Research Review: Anabolic hormone release = more muscle?
Do whole body increases in anabolic hormones provide more muscle growth or strength?
“Welcome to Sydney, Mr. Stallone. Anything to declare?”
“Hmmm… what about these 48 vials of growth hormone?”
Yes, in 2007, Customs officials seized 48 vials of the banned human growth hormone from Mr Stallone while he was visiting Australia to promote his latest Rocky movie. He was later convicted of importing a banned growth hormone into Australia and ordered to pay more than £5,000 in fines.
Makes a good news story, but do you know what growth hormone is or what it does?
Growth hormone is part of a group of hormones known as anabolic (building-up) hormones. This group also includes insulin-like growth factor-1 (IGF-1) and testosterone. These hormones are important for muscle growth; and they all increase when you weight train.

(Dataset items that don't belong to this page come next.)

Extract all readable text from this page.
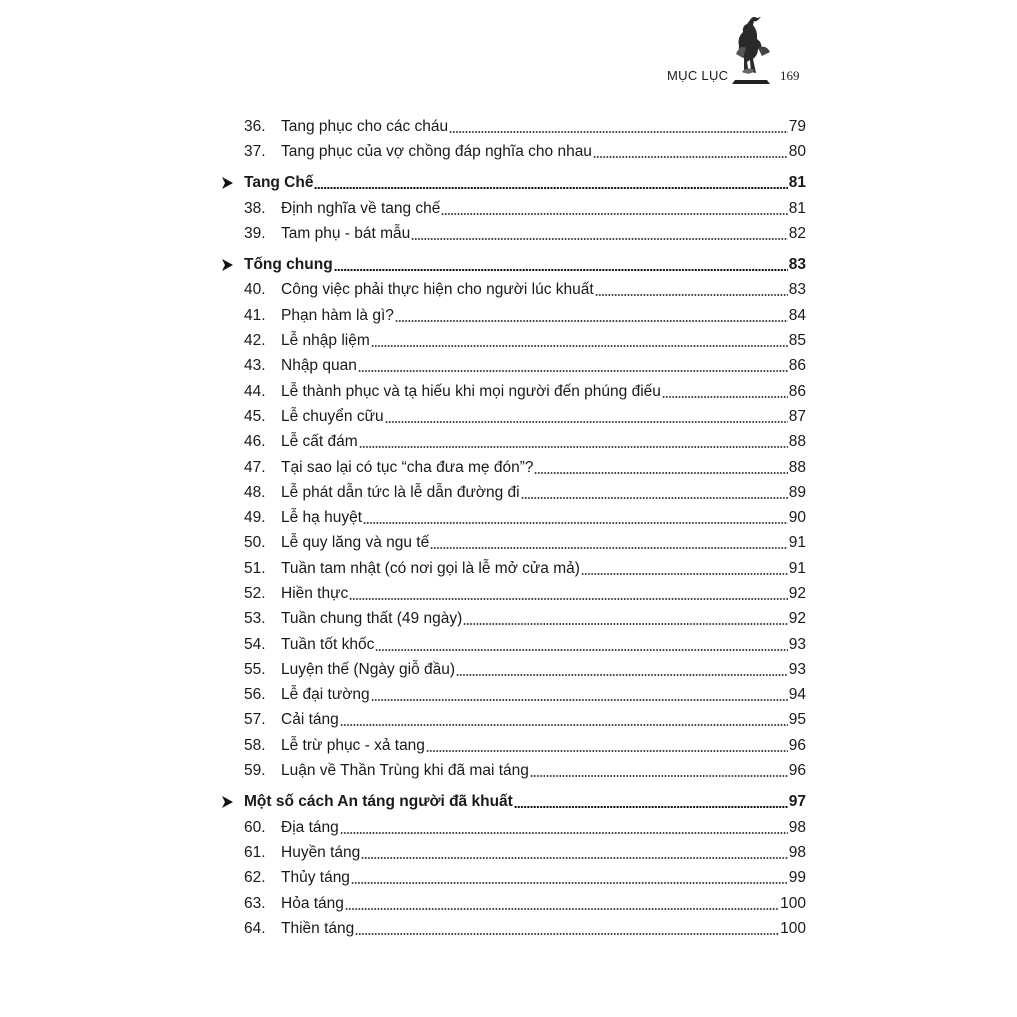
MỤC LỤC	169
36. Tang phục cho các cháu	79
37. Tang phục của vợ chồng đáp nghĩa cho nhau	80
Tang Chế	81
38. Định nghĩa về tang chế	81
39. Tam phụ - bát mẫu	82
Tống chung	83
40. Công việc phải thực hiện cho người lúc khuất	83
41. Phạn hàm là gì?	84
42. Lễ nhập liệm	85
43. Nhập quan	86
44. Lễ thành phục và tạ hiếu khi mọi người đến phúng điếu	86
45. Lễ chuyển cữu	87
46. Lễ cất đám	88
47. Tại sao lại có tục “cha đưa mẹ đón”?	88
48. Lễ phát dẫn tức là lễ dẫn đường đi	89
49. Lễ hạ huyệt	90
50. Lễ quy lăng và ngu tế	91
51. Tuần tam nhật (có nơi gọi là lễ mở cửa mả)	91
52. Hiền thực	92
53. Tuần chung thất (49 ngày)	92
54. Tuần tốt khốc	93
55. Luyện thế (Ngày giỗ đầu)	93
56. Lễ đại tường	94
57. Cải táng	95
58. Lễ trừ phục - xả tang	96
59. Luận về Thần Trùng khi đã mai táng	96
Một số cách An táng người đã khuất	97
60. Địa táng	98
61. Huyền táng	98
62. Thủy táng	99
63. Hỏa táng	100
64. Thiền táng	100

Growth hormone, as the name suggests, is a hormone that triggers growth, especially in children.
If you have too little GH when you’re growing up you’ll be shorter (this is what happens in dwarfism). If you have too much in childhood (gigantism) you’ll end up tall – like over 7 feet (2.13 metres) tall! If you have too much as an adult, you’ll end up with acromegaly.
Your pituitary gland makes and secretes growth hormone, which then goes on to do many different things to a bunch of different cells (bone, immune cells, skeletal muscle skeletal, fat cells and liver cells).

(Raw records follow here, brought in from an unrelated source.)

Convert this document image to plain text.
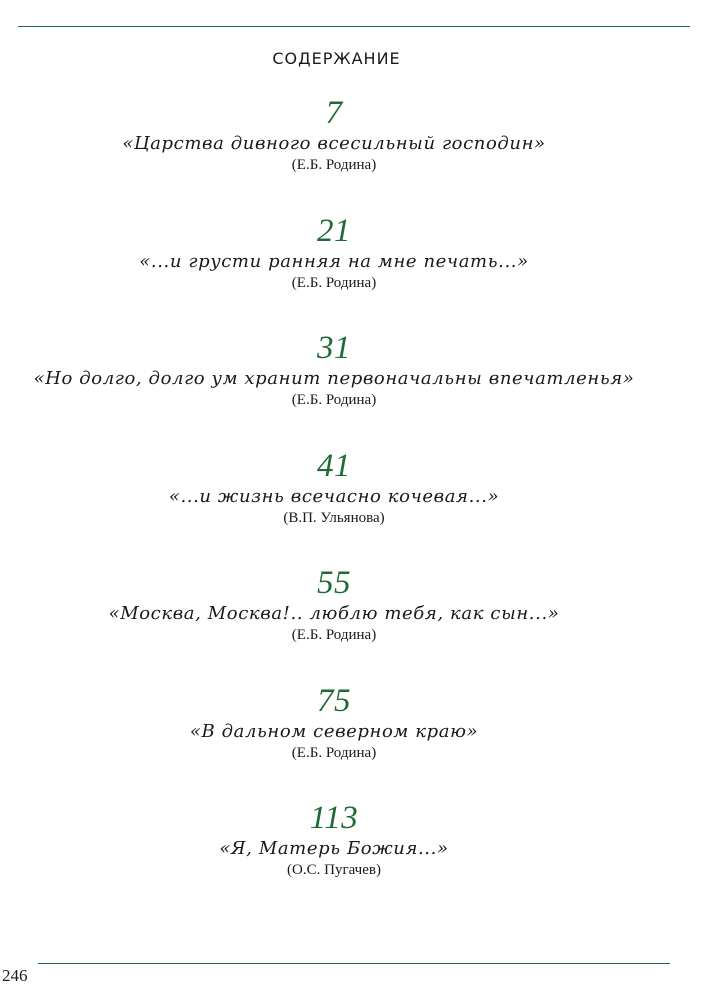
СОДЕРЖАНИЕ
7
«Царства дивного всесильный господин»
(Е.Б. Родина)
21
«...и грусти ранняя на мне печать...»
(Е.Б. Родина)
31
«Но долго, долго ум хранит первоначальны впечатленья»
(Е.Б. Родина)
41
«...и жизнь всечасно кочевая...»
(В.П. Ульянова)
55
«Москва, Москва!.. люблю тебя, как сын...»
(Е.Б. Родина)
75
«В дальном северном краю»
(Е.Б. Родина)
113
«Я, Матерь Божия...»
(О.С. Пугачев)
246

Growth hormone particularly affects metabolic functions involved in materials use and storage, such as glucose use and glycogen production; amino acid metabolism and protein synthesis; and fatty acid use/fat breakdown. It helps us use available fuel more effectively.
It also enhances the construction of structural elements such as collagen production (which helps build cartilage) and bone growth.
Growth hormone does one more thing that is really important for those of us who work out: it activates insulin-like growth factors (IGFs). I’ll explain more about IGFs in the next section.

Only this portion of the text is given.